Conservative Party plans to scrap Train to Gain splits HR profession

The Conservative proposal to scrap Train to Gain should the party come into power next year has divided the HR profession.


Shadow skills minister John Hayes told Personnel Today that if his party was elected, he would end the government’s flagship skills brokerage service and transfer all of its £1bn budget to other skills projects, with a strong emphasis on apprenticeships and higher-level skills.


He said the service was a “massive dead weight cost” which focused too heavily on basic skills.


Train to Gain, introduced in 2006, has so far helped employers fund 560,000 employees to gain full Level 2 qualifications, the equivalent of five GCSEs, and more than 72,000 full Level 3 qualifications at A-level standard.


Several HR chiefs were concerned about the Tory plan to scrap the service. Stephen Lenton, HR director at social care provider Heritage Care, told Personnel Today: “This is the wrong move, particularly at the current time of recession. We have found Train to Gain monies very useful in topping up our internally run NVQ programme.”


Donna Miller, HR director at Enterprise Rent-a-car, agreed scrapping the funding for higher-level skills would damage the UK’s ability to compete globally. “Train to Gain does focus on entry-level skills, but to be fair, I think that’s where the emphasis needs to be.”
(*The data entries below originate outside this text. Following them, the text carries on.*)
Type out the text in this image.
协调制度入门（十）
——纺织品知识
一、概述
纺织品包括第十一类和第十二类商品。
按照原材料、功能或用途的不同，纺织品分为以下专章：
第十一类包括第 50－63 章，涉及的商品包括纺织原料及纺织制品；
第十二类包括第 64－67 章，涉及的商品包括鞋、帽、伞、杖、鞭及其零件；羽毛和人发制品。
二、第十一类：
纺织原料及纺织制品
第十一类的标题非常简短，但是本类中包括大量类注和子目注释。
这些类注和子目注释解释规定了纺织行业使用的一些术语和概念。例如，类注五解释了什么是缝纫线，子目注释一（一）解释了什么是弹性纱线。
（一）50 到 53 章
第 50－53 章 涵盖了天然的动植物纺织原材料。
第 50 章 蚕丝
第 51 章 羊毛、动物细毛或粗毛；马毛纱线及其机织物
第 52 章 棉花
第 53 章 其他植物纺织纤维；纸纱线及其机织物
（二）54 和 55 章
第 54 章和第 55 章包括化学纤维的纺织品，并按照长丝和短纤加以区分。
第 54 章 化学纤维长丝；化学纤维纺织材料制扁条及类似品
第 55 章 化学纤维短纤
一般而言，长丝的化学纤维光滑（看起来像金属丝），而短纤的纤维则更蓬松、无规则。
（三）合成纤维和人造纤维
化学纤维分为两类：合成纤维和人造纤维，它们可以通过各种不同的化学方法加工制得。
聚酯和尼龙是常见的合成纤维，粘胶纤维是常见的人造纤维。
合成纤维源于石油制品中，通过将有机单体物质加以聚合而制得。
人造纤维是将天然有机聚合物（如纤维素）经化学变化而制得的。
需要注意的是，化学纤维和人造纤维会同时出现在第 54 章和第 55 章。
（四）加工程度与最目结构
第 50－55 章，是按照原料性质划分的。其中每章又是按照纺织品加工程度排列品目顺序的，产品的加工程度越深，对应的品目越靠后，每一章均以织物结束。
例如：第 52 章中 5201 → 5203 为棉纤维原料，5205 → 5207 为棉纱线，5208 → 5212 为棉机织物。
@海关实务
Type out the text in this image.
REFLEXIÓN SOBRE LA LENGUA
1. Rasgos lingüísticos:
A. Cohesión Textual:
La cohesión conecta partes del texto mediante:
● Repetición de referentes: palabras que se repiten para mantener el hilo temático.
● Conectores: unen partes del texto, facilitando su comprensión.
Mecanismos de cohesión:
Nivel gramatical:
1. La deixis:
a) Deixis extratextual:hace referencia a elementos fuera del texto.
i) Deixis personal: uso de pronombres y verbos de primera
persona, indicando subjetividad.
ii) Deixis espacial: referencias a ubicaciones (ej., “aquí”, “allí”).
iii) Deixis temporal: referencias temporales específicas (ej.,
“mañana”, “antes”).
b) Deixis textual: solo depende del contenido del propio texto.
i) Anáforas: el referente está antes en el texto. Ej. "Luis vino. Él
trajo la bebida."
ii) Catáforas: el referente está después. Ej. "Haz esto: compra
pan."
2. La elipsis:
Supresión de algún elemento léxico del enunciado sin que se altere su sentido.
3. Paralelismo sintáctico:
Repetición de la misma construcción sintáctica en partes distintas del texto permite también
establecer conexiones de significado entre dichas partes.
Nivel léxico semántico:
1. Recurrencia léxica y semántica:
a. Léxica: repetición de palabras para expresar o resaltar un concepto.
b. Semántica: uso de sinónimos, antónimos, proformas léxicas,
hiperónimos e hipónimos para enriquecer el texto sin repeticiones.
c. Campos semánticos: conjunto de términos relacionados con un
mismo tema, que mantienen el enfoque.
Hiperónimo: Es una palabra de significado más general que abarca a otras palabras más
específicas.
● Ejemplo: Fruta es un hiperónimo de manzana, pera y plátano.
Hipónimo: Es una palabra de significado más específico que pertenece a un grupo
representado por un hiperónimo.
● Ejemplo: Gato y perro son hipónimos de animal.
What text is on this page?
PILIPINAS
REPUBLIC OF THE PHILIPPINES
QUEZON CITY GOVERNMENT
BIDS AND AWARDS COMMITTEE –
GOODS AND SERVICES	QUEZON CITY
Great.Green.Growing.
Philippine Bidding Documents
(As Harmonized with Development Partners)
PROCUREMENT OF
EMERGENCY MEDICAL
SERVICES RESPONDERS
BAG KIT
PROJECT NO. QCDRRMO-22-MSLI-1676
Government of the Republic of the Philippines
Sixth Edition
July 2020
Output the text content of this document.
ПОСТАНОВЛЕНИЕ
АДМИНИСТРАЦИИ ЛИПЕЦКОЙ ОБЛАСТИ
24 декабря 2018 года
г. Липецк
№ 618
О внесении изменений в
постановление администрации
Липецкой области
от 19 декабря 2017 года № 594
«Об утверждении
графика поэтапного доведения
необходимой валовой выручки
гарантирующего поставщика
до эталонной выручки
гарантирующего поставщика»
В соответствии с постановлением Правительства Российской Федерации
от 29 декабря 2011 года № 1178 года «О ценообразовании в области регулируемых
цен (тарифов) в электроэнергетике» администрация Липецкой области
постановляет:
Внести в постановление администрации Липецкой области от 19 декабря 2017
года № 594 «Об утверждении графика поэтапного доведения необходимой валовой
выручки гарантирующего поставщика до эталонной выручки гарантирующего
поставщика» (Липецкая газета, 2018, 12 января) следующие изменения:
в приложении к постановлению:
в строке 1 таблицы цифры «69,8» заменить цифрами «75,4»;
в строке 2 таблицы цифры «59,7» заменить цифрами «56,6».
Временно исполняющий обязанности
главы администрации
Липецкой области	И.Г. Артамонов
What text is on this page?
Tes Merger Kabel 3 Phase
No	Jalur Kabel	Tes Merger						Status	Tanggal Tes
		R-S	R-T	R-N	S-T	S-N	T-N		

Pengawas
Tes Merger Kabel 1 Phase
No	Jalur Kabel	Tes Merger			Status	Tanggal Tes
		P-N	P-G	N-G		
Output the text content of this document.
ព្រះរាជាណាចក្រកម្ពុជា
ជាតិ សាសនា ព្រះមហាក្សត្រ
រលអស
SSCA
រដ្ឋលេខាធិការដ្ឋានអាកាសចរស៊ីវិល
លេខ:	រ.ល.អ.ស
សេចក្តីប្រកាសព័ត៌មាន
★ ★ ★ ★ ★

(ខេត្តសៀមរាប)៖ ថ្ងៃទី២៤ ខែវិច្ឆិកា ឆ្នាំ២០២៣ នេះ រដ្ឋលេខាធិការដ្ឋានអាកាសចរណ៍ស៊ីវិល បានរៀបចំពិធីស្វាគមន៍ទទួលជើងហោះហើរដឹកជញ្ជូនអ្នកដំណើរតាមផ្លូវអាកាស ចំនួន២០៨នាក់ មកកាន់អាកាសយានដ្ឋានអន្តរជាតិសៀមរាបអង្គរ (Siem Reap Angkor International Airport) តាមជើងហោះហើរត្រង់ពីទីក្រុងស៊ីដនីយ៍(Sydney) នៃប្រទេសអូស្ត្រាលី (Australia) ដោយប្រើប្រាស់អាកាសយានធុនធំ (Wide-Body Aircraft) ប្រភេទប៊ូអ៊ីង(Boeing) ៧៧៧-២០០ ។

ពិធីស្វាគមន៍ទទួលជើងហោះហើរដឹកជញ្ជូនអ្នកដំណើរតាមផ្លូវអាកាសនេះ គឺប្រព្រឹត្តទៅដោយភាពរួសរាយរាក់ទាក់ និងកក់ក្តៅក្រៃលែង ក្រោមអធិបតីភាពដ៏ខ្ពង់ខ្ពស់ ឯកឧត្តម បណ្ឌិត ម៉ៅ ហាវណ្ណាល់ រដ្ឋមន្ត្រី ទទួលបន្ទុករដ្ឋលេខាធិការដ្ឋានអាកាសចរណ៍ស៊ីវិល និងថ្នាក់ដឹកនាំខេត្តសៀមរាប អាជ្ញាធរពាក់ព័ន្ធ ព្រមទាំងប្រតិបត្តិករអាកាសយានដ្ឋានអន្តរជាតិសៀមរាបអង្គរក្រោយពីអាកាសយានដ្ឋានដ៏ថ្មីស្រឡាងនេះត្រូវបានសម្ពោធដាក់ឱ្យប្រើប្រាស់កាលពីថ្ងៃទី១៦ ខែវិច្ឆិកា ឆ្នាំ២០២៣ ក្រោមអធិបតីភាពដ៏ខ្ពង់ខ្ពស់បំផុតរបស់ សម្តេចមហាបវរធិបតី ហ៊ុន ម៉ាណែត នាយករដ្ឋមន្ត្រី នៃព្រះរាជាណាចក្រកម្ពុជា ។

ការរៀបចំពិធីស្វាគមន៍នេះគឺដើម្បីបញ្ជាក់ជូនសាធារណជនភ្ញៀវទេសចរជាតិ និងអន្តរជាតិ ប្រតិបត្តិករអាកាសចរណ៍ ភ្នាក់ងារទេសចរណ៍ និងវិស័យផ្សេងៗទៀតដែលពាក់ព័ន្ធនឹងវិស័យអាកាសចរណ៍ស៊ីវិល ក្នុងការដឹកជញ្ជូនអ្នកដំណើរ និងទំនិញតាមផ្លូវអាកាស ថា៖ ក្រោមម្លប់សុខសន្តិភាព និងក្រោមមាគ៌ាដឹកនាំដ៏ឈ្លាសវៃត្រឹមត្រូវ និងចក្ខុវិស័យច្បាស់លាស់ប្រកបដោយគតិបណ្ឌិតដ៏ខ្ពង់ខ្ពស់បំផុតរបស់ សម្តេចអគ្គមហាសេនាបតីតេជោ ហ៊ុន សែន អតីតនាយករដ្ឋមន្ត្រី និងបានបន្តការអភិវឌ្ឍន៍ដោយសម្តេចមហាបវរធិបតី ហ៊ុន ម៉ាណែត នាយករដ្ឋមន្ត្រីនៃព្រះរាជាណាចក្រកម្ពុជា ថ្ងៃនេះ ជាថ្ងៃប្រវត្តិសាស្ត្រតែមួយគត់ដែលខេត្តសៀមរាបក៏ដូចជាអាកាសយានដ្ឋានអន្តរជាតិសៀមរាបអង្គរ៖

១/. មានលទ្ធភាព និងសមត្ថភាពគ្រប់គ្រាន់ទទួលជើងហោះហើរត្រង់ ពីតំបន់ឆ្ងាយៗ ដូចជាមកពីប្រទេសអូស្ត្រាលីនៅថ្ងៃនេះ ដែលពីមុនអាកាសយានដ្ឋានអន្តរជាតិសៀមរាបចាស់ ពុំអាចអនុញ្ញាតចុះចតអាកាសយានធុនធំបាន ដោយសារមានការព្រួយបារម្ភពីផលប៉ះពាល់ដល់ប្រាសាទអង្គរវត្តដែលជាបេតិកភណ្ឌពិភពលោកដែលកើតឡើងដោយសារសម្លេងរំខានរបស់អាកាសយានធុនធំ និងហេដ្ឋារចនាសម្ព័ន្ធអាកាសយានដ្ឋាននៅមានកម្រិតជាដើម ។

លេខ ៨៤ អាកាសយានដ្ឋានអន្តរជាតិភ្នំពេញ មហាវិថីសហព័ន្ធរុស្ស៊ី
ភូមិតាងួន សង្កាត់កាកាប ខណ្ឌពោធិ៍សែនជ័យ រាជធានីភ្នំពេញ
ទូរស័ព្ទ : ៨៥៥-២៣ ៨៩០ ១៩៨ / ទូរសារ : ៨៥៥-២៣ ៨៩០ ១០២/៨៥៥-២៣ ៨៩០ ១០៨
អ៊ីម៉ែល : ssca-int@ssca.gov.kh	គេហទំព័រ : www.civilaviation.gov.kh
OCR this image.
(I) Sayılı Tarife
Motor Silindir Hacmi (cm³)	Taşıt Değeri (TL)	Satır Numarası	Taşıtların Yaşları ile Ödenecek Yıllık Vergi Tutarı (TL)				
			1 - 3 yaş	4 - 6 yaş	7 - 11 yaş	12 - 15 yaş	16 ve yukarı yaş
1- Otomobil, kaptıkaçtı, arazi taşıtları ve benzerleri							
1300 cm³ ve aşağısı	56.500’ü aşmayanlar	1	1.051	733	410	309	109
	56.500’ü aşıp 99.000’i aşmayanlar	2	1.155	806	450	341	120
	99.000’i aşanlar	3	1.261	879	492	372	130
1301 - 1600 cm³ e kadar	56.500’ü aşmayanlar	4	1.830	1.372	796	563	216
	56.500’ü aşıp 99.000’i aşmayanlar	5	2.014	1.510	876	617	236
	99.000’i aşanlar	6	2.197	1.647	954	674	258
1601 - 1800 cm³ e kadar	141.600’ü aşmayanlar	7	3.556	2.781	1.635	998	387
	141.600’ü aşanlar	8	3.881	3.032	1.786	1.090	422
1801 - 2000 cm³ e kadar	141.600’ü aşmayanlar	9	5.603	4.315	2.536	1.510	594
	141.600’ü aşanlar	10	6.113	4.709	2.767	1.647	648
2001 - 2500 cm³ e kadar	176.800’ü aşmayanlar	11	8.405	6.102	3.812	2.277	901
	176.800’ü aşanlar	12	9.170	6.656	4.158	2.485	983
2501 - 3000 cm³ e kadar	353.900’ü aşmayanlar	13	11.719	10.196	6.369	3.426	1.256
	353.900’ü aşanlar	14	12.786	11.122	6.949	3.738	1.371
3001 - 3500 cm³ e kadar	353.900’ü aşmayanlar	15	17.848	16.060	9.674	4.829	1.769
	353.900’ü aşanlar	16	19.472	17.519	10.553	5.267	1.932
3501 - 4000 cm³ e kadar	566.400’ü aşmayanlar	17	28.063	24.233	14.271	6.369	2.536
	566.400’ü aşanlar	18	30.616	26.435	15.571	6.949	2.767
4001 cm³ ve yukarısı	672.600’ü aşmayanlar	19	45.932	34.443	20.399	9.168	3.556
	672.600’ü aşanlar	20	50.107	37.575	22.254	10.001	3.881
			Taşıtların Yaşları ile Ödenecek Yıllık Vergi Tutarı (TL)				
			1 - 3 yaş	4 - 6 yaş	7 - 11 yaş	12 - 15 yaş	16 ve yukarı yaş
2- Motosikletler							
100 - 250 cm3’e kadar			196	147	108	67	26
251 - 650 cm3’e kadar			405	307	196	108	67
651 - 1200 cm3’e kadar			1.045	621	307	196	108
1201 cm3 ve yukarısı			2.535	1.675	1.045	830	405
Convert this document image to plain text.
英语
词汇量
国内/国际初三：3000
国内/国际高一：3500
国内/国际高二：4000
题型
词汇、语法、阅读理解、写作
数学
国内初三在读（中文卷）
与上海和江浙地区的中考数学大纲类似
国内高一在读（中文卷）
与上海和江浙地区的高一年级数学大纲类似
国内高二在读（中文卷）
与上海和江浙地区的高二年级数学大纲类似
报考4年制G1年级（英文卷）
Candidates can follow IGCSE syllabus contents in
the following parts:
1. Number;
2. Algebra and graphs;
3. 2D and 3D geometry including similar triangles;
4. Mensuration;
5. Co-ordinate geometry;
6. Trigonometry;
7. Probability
Should Train to Gain be scrapped?


Nigel Fletcher, education and skills adviser at the EEF, said: “Train to Gain has its merits but has concentrated on Level 2 skills. Manufacturers are looking for much higher-level skills, and if the funding is re-directed at this area then it will be welcome by industry. However, any re-directing of funds must not be used as a back door excuse to reduce the overall levels available.”


Richard Wainer, head of education and policy at the CBI, said: “We can’t take all money away from basic skills. There are a number of people coming out of school with low numeracy or literacy skills, and employers need support. But, those are not the skills which will help the UK compete and become more productive. We need to re-focus funding for higher-level skills.”


The 2007 Leitch Review of Skills urged employers to sign a Skills Pledge to train staff to Level 2, after it was revealed that five million adults could not read or write properly, and 17 million adults had difficulty with numbers.


Sonia Sharples, head of HR at budget store Poundland, said Train to Gain helped narrow the skills gap. “We use Train to Gain funding to deliver NVQs into the business. This move could mean a reduction in the level of training provided.”


However, other employers were more convinced of the need to abandon Train to Gain and re-focus funding into higher-level skills.


Keith Luxon, HR director at Veolia Water, said: “While it is laudable to get everyone up to Level 2 qualifications, the future will require a workforce with far higher level of skills that will make the UK more competitive.”


Construction firm Aggregate Industries HR director Steve Tagg said: “What businesses require now is the funding to be made available for training at higher levels. In particular we would like to see funding aimed at supervisory and management level, so we can improve the competence of our management teams.”